Physiquement, Benoît LeBlanc ressemble à Gérard Pierron, ce qui n’est pas pour nous déplaire tant nous avons le troubadour français tatoué au cœur depuis si longtemps. Sa famille artistique semble pencher vers les Richard Desjardins, Julos Beaucarne ou Félix Leclerc, des bardes de la puissante tradition de la chanson poétique
En écoutant l’art de LeBlanc, on songe aux vieux mots de Vigneault, aux chansons qui grattent la gorge de Michel Garneau (dont on attend toujours une réédition cd de son vieux microsillon)… Benoît, lui, poursuit le travail, il le perpétue patiemment, à contre-courant d’une époque pressée.
Il prend son temps pour enregistrer ses opus, seulement quatre depuis 1995. Le cinquième vient de paraître, titré comme on tend la main : «Le pain, le pays, la paix». Il demande de se laisser apprivoiser. 21 titres, près de 70 minutes.
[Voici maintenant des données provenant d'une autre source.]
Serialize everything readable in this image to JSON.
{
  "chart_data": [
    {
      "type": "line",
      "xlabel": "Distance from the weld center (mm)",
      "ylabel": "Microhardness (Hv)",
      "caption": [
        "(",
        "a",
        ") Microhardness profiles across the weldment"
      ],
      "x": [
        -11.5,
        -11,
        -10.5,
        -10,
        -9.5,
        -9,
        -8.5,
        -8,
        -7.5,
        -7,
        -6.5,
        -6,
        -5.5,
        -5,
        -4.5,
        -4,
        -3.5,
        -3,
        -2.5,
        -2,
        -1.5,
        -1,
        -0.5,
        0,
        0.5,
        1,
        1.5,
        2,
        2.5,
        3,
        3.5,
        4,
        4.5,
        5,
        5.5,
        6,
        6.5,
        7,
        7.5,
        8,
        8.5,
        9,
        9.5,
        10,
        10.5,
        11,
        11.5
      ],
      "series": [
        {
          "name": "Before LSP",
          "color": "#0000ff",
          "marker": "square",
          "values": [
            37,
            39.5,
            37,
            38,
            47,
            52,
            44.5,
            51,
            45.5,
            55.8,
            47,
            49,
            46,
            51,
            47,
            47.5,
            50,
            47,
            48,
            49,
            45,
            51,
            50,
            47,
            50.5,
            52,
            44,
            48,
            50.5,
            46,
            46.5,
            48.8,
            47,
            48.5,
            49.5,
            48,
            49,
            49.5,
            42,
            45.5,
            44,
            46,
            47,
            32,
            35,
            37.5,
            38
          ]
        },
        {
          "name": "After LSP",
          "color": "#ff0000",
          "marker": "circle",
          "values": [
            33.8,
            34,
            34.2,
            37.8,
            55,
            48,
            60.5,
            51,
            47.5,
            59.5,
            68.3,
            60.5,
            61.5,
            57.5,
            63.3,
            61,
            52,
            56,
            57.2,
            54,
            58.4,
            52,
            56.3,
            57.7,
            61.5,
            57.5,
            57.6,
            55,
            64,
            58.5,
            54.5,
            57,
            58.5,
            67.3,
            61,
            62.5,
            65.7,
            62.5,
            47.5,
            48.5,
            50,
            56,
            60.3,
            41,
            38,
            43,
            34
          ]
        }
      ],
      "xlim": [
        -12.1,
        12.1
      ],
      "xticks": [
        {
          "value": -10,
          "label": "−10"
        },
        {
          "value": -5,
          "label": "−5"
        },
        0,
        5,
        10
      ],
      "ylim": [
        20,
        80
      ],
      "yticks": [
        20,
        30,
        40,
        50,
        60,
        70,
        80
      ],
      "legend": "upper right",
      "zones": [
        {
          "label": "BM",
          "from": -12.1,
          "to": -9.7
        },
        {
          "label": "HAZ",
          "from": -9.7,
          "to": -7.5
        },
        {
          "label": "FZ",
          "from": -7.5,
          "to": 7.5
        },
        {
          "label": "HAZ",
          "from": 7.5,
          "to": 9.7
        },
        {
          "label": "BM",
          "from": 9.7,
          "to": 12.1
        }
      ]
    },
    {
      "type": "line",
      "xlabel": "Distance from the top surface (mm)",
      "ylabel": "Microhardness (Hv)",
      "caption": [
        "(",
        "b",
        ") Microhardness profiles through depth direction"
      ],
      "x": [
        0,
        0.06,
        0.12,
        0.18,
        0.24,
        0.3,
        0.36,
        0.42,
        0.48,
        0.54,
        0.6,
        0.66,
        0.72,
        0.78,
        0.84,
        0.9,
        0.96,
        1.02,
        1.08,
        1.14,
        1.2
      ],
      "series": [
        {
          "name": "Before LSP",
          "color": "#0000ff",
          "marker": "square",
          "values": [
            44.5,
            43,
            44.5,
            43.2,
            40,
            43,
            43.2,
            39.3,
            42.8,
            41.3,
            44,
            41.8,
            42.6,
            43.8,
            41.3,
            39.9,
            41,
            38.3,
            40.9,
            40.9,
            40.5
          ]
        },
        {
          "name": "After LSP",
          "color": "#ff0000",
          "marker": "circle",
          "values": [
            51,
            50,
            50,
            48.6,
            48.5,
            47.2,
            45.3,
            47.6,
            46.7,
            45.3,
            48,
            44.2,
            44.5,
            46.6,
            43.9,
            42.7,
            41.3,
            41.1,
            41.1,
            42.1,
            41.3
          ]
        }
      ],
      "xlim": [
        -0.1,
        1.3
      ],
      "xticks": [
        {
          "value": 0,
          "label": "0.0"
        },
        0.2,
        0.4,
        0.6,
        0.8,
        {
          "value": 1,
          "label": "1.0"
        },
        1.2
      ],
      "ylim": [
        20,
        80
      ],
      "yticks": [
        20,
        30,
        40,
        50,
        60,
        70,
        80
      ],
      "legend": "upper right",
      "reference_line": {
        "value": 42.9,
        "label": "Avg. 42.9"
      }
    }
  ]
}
On nous y convie par un bel objet cartonné, avec en couverture ce qui pourrait être une guitare percée d’un soleil.
À l’instar de Marc Robine, LeBlanc joue du dulcimer et colporte de vieux chants. Le Montréalais chante même du Rutebeuf. On croise trouvère, griot et ribauds. Le bon maître François (Villon) doit cheminer dans les parages.
On le perçoit, la cartographie chansonnière et poétique de LeBlanc appartient aux siècles passés. On appréciait ce décalage chez Brassens, et c’est la même histoire ici. On laisse notre cœur battre la chamade devant ces airs aux couleurs anciennes.
L’album aurait pu être resserré un peu, expurgé des poèmes dits et des morceaux «humoristiques» ou contestataires. Mais sinon, chacun peut y faire son marché et reviendra avec une musette gorgée de belles chansons à transmettre de génération en génération, comme ces sommets Pour ne rien perdre de l’été, accompagnée d’une vielle à roue, et L’orphelin, avec orgue et accordéon.
Pierre Mac Orlan aurait lui aussi apprécié la finesse de Benoît LeBlanc.